Asa mengerutkan keningnya. Main? “Besok kan sekolah, Ra. Mau sama siapa kamu ke sana?” tanya Asa.
Semburat warna merah muncul di kedua pipi Kara yang berkulit terang dan Asa semakin tertegun dibuatnya. Apa-apaan nih.
“Pergi sama Adry.” kata Kara.
“Adry?”
“Iya Adry.”
“....Adry.” Asa seperti berucap pada dirinya sendiri, tidak yakin.
“Duh, Sa..!” Kara gemes. “Adry temen basket kamu itu loh! Udah seminggu ini aku SMS-an sama dia.” kata Kara sambil (lagi-lagi) tersenyum.

Heh? Padahal baru bulan lalu patah hati sama Noel. Dasar Kara. Patah satu tumbuh sejuta.

“Kok bisa?” tanya Asa bingung.
“Loh? Bukannya kamu yang ngasih nomer aku?”
“Nggak.” Asa menjawab cepat.
“Kata Adry kamu yang ngasih kok. Aku kira kamu yang nyuruh dia sms-in aku biar cepet lupa sama Noel.”
Asa memejamkan matanya, berusaha mengingat-ingat. Tapi cowok itu yakin betul bukan dirinya yang memberikan nomor Kara pada playboy cap kakap SMA Bangsa itu. Asa sensitif dengan issue memberikan nomor HP Kara pada orang lain, terutama karena sejak mereka menginjak semester ke dua bulan lalu, semakin banyak saja cowok yang menanyakan nomor HP sahabatnya itu dan berdasarkan pendapat Asa semuanya tidak bisa dipercaya. Asa sendiri kurang mengerti. Tiba-tiba saja dia jadi overprotective pada Kara. Tiba-tiba saja Kara seperti menarik semua orang.
“Eh, Sa. Daripada mikirin itu, liat nih, aku bagusan pake baju yang mana ya?” Kara mengangkat dua buah baju yang kedua-duanya sama-sama kelihatan menyebalkan di mata Asa.
“Ra, mendingan kamu jangan pergi deh.” Kata Asa.
Senyum Kara memudar perlahan. “Kenapa?”
“Perasaan aku nggak enak.”
Kara menggeplak kepala Asa. “Temennya mau pergi malah disumpahin.”kata Kara.
“Loh, aku nggak nyumpahin. Aku kan cuma bilang perasaan aku nggak enak, Ra.”
“Kenapa sih, kamu sama Kevin sama aja deh.” Kara menarik gelas milkshake Asa yang sudah kosong dan berjalan ke arah rumahnya. Asa mengikutinya dan Kara masih terus mengomel. “Kevin juga sama nggak senengnya kayak kamu waktu aku bilang mau ke seventy-two sama Adry.”

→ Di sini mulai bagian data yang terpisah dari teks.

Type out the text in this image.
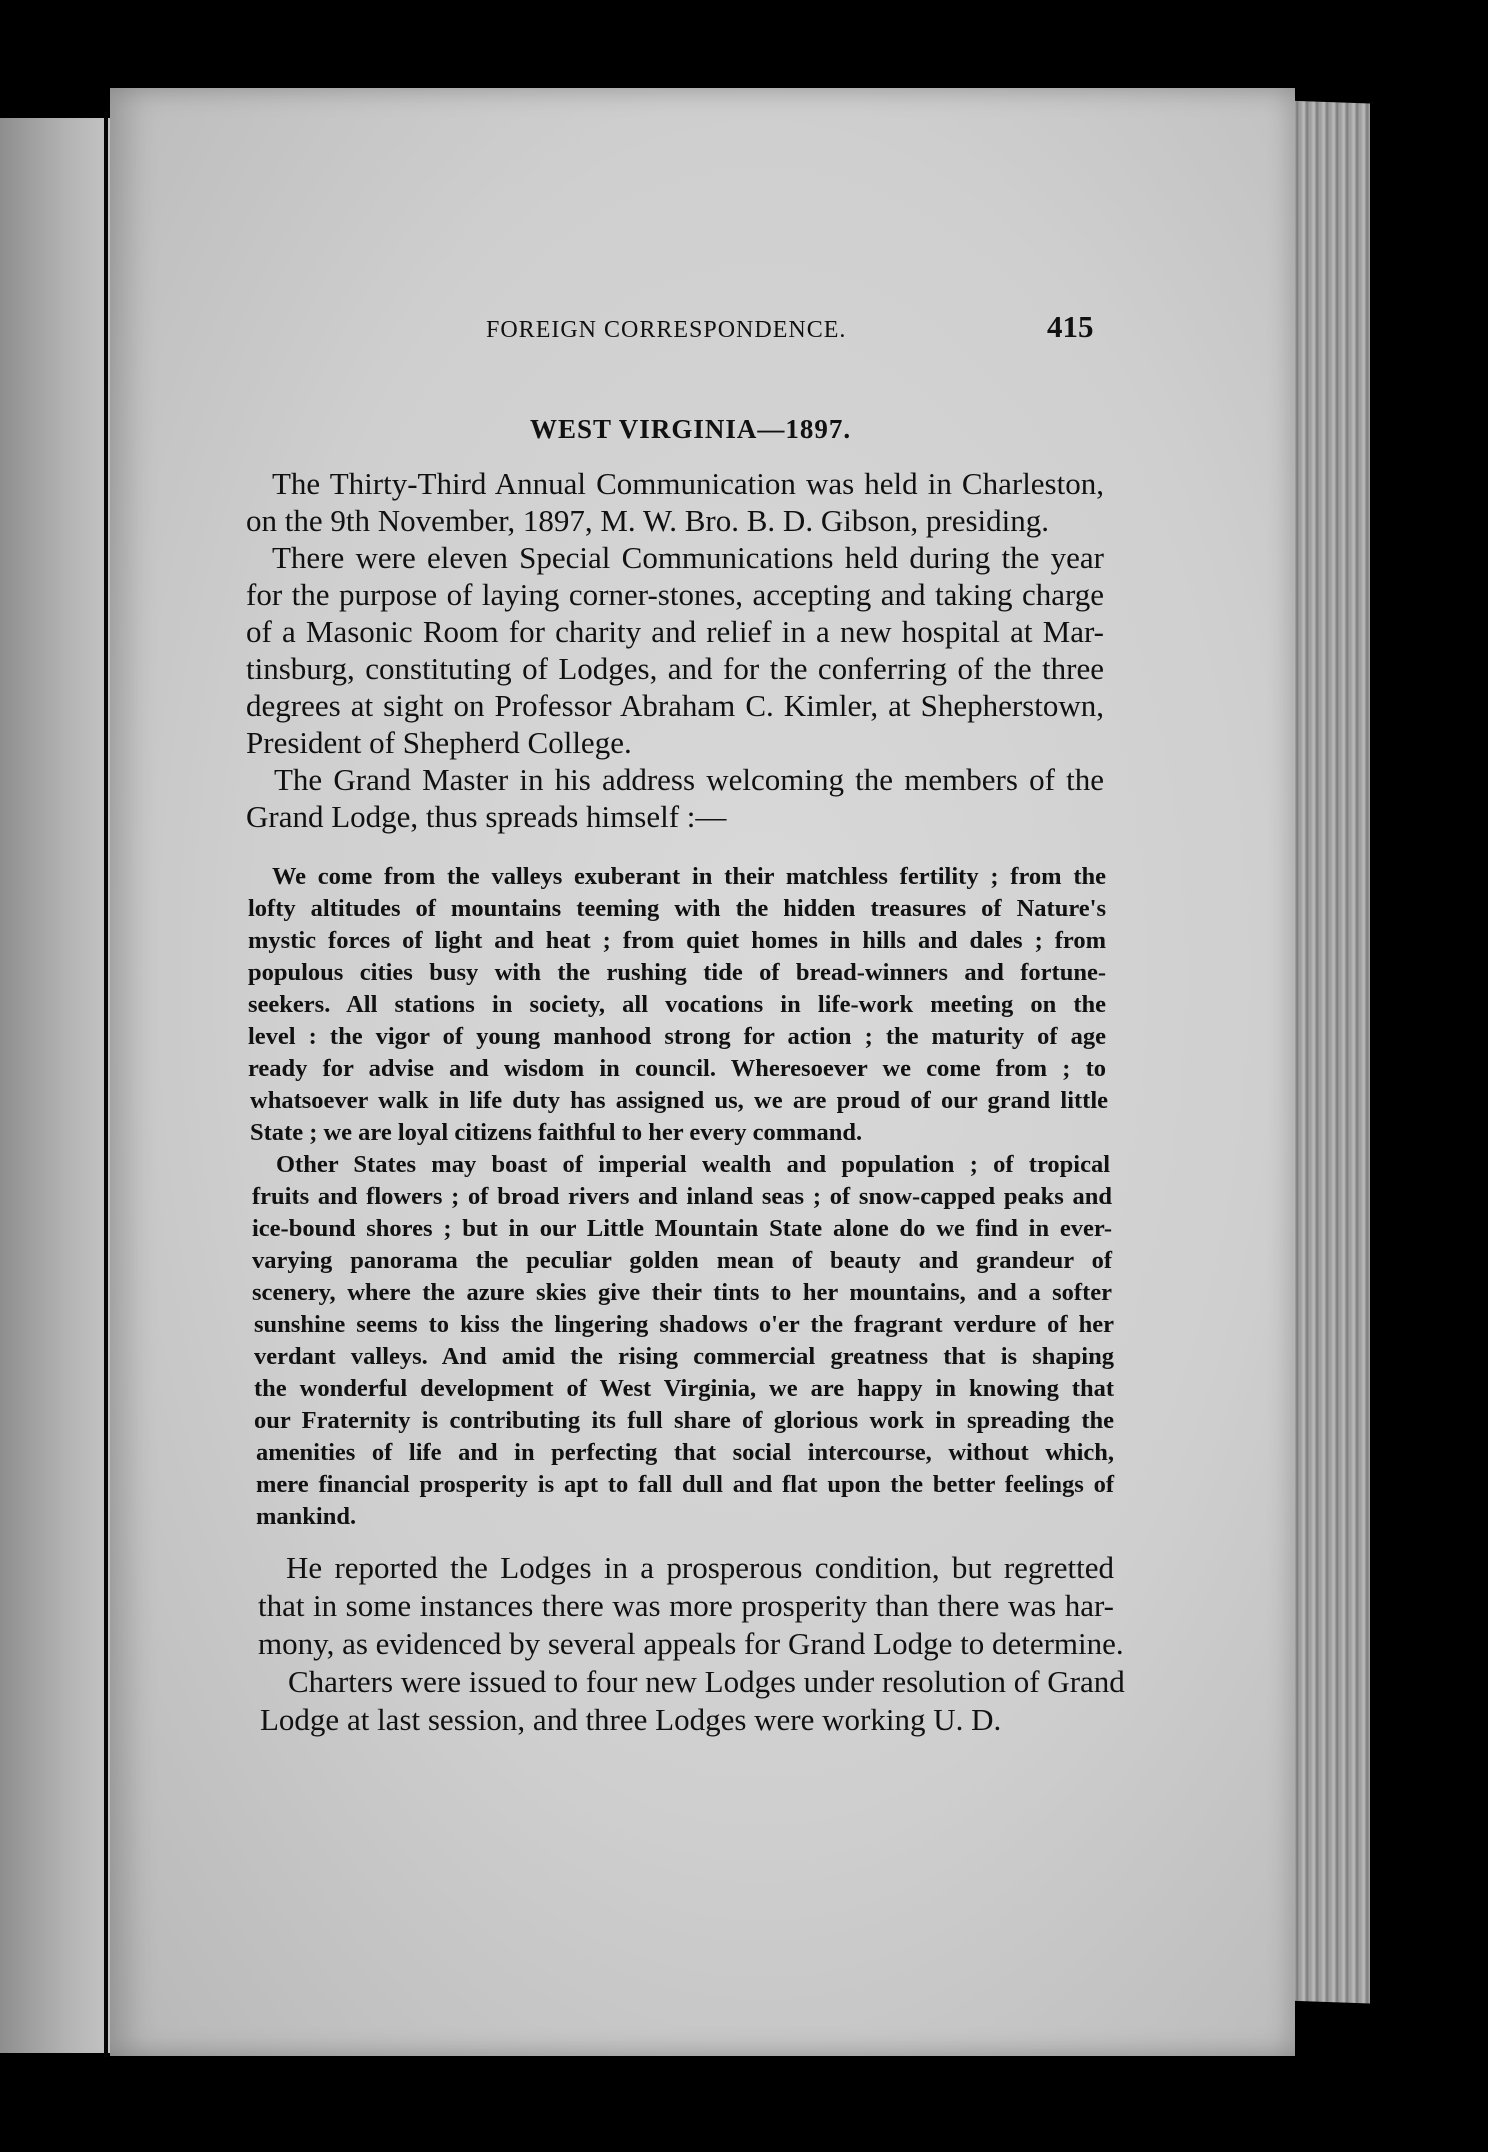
FOREIGN CORRESPONDENCE.	415
WEST VIRGINIA—1897.
The Thirty-Third Annual Communication was held in Charleston,
on the 9th November, 1897, M. W. Bro. B. D. Gibson, presiding.
There were eleven Special Communications held during the year
for the purpose of laying corner-stones, accepting and taking charge
of a Masonic Room for charity and relief in a new hospital at Mar-
tinsburg, constituting of Lodges, and for the conferring of the three
degrees at sight on Professor Abraham C. Kimler, at Shepherstown,
President of Shepherd College.
The Grand Master in his address welcoming the members of the
Grand Lodge, thus spreads himself :—
We come from the valleys exuberant in their matchless fertility ; from the
lofty altitudes of mountains teeming with the hidden treasures of Nature's
mystic forces of light and heat ; from quiet homes in hills and dales ; from
populous cities busy with the rushing tide of bread-winners and fortune-
seekers. All stations in society, all vocations in life-work meeting on the
level : the vigor of young manhood strong for action ; the maturity of age
ready for advise and wisdom in council. Wheresoever we come from ; to
whatsoever walk in life duty has assigned us, we are proud of our grand little
State ; we are loyal citizens faithful to her every command.
Other States may boast of imperial wealth and population ; of tropical
fruits and flowers ; of broad rivers and inland seas ; of snow-capped peaks and
ice-bound shores ; but in our Little Mountain State alone do we find in ever-
varying panorama the peculiar golden mean of beauty and grandeur of
scenery, where the azure skies give their tints to her mountains, and a softer
sunshine seems to kiss the lingering shadows o'er the fragrant verdure of her
verdant valleys. And amid the rising commercial greatness that is shaping
the wonderful development of West Virginia, we are happy in knowing that
our Fraternity is contributing its full share of glorious work in spreading the
amenities of life and in perfecting that social intercourse, without which,
mere financial prosperity is apt to fall dull and flat upon the better feelings of
mankind.
He reported the Lodges in a prosperous condition, but regretted
that in some instances there was more prosperity than there was har-
mony, as evidenced by several appeals for Grand Lodge to determine.
Charters were issued to four new Lodges under resolution of Grand
Lodge at last session, and three Lodges were working U. D.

“Soalnya kakakmu itu juga ada feeling nggak enak sama kayak aku.” kata Asa.
Kara dan Asa sudah sampai di dapur sekarang dan cewek itu setengah melempar gelasnya ke bak cucian piring. “Sa, kenapa sih kok kayanya kamu bawel banget tahu aku mau jalan sama Adry?” Kara menyalakan air dan mulai mencuci gelas. “Lagian bukannya Adry itu temen kamu??” kening Kara berkerut. Gadis itu tidak bisa menahan nada suaranya agar tidak meninggi sekarang.

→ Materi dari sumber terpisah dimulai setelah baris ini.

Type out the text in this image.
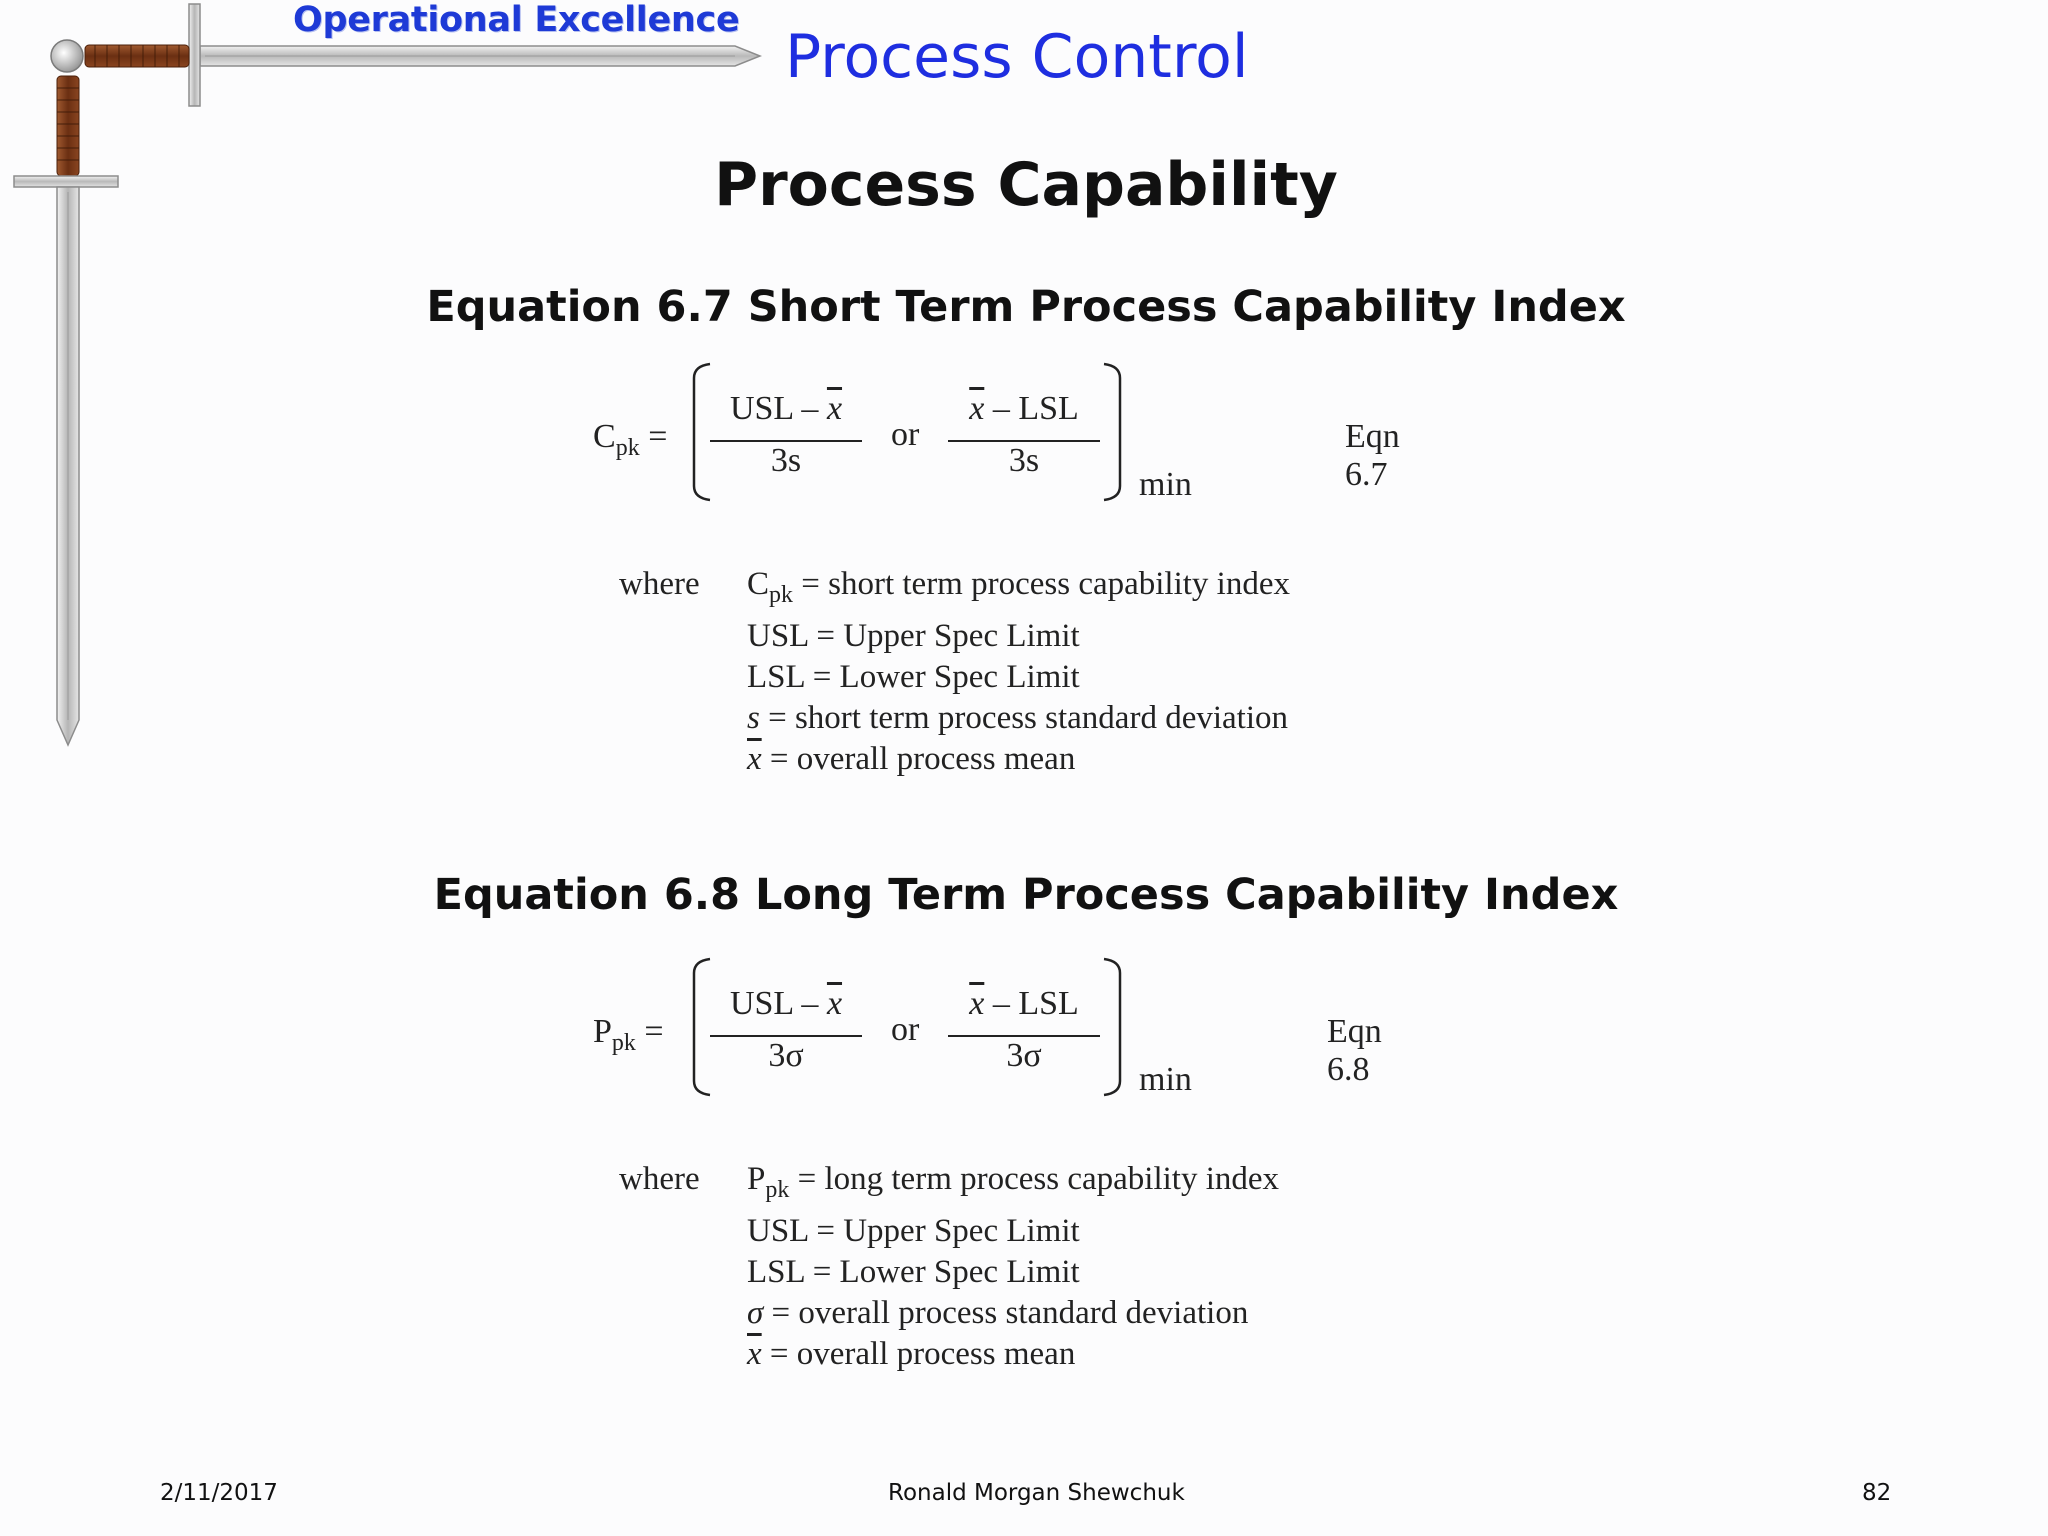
Operational Excellence
Process Control
Process Capability
Equation 6.7 Short Term Process Capability Index
$C_{pk}$ =
USL – $\overline{x}$
3s
or
$\overline{x}$ – LSL
3s
min
Eqn 6.7
where $C_{pk}$ = short term process capability index
USL = Upper Spec Limit
LSL = Lower Spec Limit
s = short term process standard deviation
$\overline{x}$ = overall process mean
Equation 6.8 Long Term Process Capability Index
$P_{pk}$ =
USL – $\overline{x}$
3σ
or
$\overline{x}$ – LSL
3σ
min
Eqn 6.8
where $P_{pk}$ = long term process capability index
USL = Upper Spec Limit
LSL = Lower Spec Limit
σ = overall process standard deviation
$\overline{x}$ = overall process mean
2/11/2017	Ronald Morgan Shewchuk	82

“Justru karena Adry itu temen aku, Ra.” Asa kalem. “Auranya nggak bagus.” kata Asa sambil mengoper mangkuk berisi sabun cuci piring ke tangan Kara.
Kara hampir saja menjatuhkan gelasnya. Setengahnya mau ketawa mendengar kalimat terakhir Asa, setengahnya lagi masih merasa kesal pada sobatnya itu. “Emang kamu cenayang, bisa baca aura?”

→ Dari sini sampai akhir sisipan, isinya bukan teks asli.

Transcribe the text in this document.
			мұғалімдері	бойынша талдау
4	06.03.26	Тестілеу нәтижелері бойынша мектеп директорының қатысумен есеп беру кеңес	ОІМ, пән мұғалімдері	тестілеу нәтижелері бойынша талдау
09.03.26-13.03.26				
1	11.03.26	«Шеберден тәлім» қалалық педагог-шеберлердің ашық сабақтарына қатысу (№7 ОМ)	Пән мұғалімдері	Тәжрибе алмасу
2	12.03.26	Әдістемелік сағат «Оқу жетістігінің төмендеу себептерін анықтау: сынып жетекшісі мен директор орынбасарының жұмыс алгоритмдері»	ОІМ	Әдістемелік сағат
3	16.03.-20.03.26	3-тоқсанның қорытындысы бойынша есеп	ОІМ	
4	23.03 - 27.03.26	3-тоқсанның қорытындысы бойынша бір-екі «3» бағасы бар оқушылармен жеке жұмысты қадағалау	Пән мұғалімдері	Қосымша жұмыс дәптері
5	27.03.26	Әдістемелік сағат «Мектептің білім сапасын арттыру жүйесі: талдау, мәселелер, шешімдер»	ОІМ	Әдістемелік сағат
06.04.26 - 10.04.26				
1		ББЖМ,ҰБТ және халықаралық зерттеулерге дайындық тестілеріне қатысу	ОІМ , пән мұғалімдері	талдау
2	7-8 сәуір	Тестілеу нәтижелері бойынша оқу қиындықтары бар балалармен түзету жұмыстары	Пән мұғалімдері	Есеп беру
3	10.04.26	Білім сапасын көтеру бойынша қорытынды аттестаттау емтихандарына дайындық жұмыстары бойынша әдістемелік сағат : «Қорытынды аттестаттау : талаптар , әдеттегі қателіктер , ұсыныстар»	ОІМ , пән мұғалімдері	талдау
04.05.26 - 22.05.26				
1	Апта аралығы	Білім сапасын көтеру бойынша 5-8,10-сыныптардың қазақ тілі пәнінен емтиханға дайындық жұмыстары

“Pokoknya kamu jangan terlalu cepet percaya lah Ra. Perasaan aku beneran nggak enak.” kata Asa. Asa memperhatikan Kara yang kini tengah mengeringkan gelasnya. Tiga tahun yang lalu, cewek ini nggak ada menarik-menariknya sama sekali. Pecicilan, ribut, sukanya lari-larian di koridor atau lapangan sekolah, sama sekali nggak ada unsur feminin, menurut Asa. Tapi sekarang Kara tumbuh, dan Kara yang berdiri di sebelahnya sekarang sama sekali berbeda dengan Kara tiga tahun—

“Emangnya nggak aneh?” tanya Kara. “Nggak kayak anak kecil?”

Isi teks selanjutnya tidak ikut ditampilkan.